Os desgostos de amor são horríveis. E, por serem horríveis, as pessoas
dizem que fazem parte; que são o preço; que são um caminho; que dão
força e fazem crescer. Tal é o medo de aceitar a totalidade da tragédia
que são, que se chega ao ponto de ver os desgostos de amor como um rito
de passagem não só para a humanidade como para o próprio amor – o que é
muito mais grave. É sempre outrem que fala assim levemente, alguém que,
se calhar, nunca teve um desgosto de amor digno do nome ou, se o teve,
já o esqueceu e, ao esquecê-lo, provou que nunca amou, por muito
desgostoso que tenha ficado. Porque também existe o desgosto de ser
abandonado por alguém de quem nos habituáramos a fugir, e de já não ser
amado por quem nunca amámos. Mas isso é um simples desgosto que nada tem
a ver com o amor. Já um desgosto de amor é um desgosto completo: uma
desilusão e uma angústia; uma frustração de quase não existir, que
começa por nós próprios, num incêndio de chuva que vai por aí afora até
estragar o mundo inteiro, incluindo o que mais se queria proteger: a
pessoa amada. Os abutres da consolação pretendem reclassificar os
desgostos e ofender o amor e, distraídos pelo prazer necrófilo de
cheirar, mesmo numa pessoa amada, a morte do amor alheio – tão secreta e
infinitamente invejado! -, chegam a dizer as três palavras mais
estúpidas, cruéis, inúteis e indignas daquelas circunstâncias: “Foi
melhor assim.” Acrescentando, às vezes, mais duas: “Deixa lá.” Como se
pudéssemos responder: “Boa ideia – vou deixar!” Os desgostos de amor
estragam a alma. É preciso ter muito medo deles. Respeito. Cuidadinho.

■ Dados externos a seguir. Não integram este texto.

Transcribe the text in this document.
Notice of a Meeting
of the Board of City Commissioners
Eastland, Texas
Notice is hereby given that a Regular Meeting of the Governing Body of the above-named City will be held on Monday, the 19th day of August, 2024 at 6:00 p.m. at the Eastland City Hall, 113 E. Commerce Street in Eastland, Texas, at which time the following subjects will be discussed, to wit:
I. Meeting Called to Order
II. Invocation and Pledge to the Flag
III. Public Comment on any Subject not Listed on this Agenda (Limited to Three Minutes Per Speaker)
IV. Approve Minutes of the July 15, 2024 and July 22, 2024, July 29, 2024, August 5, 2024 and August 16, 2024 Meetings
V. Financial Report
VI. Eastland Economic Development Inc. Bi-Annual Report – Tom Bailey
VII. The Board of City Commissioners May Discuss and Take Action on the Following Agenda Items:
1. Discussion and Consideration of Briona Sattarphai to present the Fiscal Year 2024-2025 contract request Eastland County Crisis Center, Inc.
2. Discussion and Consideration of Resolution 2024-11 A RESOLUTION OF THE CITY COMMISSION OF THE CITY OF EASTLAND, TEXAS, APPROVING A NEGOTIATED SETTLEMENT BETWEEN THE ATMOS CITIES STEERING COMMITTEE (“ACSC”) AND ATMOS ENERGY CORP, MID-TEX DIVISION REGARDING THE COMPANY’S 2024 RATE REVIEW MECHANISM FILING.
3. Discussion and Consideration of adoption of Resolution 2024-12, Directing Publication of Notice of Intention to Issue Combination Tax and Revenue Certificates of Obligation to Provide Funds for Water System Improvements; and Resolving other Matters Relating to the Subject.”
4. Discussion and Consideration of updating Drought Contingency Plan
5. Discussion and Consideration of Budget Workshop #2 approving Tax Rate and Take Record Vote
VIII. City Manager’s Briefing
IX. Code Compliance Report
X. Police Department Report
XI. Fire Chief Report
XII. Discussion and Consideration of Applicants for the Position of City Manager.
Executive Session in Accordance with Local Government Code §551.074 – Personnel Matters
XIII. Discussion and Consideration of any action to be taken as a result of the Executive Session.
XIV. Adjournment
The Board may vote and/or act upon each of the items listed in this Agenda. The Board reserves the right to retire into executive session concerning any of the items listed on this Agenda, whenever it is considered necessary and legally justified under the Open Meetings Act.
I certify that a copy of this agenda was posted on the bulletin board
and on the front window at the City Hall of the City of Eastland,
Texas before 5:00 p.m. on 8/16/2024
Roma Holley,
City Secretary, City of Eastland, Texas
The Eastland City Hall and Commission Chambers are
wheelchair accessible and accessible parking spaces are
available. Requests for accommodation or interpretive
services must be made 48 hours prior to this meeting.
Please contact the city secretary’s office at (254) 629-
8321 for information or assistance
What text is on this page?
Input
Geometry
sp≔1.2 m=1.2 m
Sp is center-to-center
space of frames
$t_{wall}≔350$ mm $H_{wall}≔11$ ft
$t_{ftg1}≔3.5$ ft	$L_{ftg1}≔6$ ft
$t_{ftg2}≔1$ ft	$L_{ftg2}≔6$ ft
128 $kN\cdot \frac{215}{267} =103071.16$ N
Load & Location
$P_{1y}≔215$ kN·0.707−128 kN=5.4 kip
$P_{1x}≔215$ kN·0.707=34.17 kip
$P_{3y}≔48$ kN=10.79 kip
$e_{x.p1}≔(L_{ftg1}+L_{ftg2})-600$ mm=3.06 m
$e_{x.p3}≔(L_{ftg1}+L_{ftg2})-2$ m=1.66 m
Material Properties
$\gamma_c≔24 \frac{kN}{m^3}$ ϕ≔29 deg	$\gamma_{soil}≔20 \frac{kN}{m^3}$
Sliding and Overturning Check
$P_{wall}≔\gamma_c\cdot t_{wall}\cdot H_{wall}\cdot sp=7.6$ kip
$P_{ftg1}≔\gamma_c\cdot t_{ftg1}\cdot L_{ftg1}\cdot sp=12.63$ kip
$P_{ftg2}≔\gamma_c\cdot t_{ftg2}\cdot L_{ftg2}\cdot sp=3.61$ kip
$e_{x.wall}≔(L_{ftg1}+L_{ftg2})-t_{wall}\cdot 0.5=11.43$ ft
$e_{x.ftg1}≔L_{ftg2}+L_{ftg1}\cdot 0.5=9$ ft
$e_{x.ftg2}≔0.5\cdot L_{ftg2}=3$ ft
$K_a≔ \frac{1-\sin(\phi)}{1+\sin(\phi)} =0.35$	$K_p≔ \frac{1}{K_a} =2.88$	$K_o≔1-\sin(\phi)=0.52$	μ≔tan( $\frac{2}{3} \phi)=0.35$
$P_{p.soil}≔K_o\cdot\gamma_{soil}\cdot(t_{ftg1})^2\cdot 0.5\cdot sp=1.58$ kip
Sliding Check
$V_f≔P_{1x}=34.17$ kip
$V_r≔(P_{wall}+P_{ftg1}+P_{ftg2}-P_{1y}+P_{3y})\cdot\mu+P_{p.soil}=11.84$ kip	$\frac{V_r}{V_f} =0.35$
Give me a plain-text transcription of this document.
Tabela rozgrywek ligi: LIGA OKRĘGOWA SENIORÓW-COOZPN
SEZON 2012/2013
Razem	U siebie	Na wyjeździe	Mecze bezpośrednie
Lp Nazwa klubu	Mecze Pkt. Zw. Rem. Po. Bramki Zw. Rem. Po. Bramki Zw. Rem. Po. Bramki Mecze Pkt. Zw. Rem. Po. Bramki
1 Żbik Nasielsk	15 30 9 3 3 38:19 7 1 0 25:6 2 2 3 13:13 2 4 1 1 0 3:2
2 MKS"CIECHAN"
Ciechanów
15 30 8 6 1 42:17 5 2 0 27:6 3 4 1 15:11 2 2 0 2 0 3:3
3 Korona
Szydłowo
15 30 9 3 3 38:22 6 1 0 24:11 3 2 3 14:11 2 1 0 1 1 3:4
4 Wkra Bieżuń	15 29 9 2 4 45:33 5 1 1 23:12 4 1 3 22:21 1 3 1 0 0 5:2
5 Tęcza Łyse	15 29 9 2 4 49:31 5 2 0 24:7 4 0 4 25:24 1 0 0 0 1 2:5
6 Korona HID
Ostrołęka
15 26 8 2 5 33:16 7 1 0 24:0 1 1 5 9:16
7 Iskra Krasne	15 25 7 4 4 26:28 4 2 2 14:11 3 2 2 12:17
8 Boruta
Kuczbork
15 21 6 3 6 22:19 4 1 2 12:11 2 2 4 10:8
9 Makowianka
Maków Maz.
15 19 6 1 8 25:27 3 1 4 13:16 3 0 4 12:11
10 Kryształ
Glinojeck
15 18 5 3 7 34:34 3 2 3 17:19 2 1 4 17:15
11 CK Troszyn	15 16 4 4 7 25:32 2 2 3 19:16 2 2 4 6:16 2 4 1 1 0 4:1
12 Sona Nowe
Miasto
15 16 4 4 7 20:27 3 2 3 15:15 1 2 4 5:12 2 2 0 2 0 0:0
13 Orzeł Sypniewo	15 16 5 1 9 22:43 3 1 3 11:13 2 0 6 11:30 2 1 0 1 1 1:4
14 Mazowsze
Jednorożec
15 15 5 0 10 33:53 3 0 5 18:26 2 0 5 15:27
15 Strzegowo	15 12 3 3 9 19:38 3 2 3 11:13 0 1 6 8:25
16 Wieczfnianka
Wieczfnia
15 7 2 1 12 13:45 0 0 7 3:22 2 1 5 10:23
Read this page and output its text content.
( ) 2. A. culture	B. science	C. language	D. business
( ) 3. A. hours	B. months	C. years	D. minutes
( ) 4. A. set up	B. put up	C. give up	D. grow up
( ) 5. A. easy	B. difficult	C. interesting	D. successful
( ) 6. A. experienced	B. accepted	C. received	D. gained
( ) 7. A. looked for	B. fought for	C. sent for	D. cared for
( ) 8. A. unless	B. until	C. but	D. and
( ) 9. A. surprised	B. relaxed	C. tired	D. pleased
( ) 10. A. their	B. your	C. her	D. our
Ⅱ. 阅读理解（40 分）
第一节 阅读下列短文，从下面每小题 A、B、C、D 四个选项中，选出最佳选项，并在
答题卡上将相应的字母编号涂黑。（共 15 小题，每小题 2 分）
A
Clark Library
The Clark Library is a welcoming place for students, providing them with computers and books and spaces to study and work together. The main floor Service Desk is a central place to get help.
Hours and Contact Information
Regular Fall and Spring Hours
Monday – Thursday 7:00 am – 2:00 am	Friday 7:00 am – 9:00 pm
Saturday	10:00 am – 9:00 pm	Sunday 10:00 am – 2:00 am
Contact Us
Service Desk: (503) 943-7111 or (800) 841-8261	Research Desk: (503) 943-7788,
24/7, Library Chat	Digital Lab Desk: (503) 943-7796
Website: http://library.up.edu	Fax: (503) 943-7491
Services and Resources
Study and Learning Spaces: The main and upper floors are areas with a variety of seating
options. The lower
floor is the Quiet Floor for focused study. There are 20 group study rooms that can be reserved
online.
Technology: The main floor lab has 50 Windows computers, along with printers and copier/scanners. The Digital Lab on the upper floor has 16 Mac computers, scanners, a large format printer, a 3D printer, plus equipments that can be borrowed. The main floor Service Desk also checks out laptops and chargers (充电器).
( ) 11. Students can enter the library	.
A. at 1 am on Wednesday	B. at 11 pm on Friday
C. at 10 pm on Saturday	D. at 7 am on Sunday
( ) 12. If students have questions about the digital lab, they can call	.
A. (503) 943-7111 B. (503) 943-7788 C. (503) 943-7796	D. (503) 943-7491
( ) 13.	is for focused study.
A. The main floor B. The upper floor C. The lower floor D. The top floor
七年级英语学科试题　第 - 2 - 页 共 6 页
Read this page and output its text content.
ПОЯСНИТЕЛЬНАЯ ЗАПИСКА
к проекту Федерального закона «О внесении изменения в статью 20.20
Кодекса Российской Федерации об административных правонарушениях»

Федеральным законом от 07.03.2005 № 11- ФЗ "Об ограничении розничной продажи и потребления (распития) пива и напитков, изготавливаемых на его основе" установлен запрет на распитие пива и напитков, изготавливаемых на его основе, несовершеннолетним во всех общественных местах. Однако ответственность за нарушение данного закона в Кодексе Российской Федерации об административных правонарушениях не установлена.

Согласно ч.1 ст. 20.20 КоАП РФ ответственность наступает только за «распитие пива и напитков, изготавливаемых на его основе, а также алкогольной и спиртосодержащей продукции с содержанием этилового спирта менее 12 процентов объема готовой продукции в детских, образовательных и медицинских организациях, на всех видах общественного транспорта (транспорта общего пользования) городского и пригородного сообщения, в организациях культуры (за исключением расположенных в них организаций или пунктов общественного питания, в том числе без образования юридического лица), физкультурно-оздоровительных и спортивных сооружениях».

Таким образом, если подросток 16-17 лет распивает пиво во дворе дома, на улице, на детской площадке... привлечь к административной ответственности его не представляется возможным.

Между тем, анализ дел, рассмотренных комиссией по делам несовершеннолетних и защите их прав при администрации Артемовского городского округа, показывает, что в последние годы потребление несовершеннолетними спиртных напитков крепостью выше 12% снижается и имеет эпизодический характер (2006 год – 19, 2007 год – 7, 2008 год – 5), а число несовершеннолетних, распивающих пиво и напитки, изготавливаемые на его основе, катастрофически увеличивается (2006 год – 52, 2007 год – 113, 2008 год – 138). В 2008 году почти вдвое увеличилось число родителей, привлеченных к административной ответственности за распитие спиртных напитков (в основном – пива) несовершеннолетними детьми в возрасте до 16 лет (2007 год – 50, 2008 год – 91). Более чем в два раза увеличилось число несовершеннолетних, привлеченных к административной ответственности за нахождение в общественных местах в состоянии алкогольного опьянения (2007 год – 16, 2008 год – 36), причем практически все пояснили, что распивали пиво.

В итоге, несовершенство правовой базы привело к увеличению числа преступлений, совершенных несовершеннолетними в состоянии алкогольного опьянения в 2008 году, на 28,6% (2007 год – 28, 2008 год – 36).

Tratar o amor nas palminhas. Mesmo antes de chegar a pessoa que se vai
amar. É que os corações partidos ficam partidos. Deixam de poder amar.
E, em vez de amar, tornam-se músculos leves e cínicos, trocistas e
elegantes. Pode até ser muito giro ser assim. Mas está para o amor como o
gosto duma pedra de sal está para o mar. E às vezes ainda é mais
triste: é o próprio gosto pelo amor, como quem gosta de um prazer
qualquer, que mata o amor – a possibilidade de amar – logo à nascença.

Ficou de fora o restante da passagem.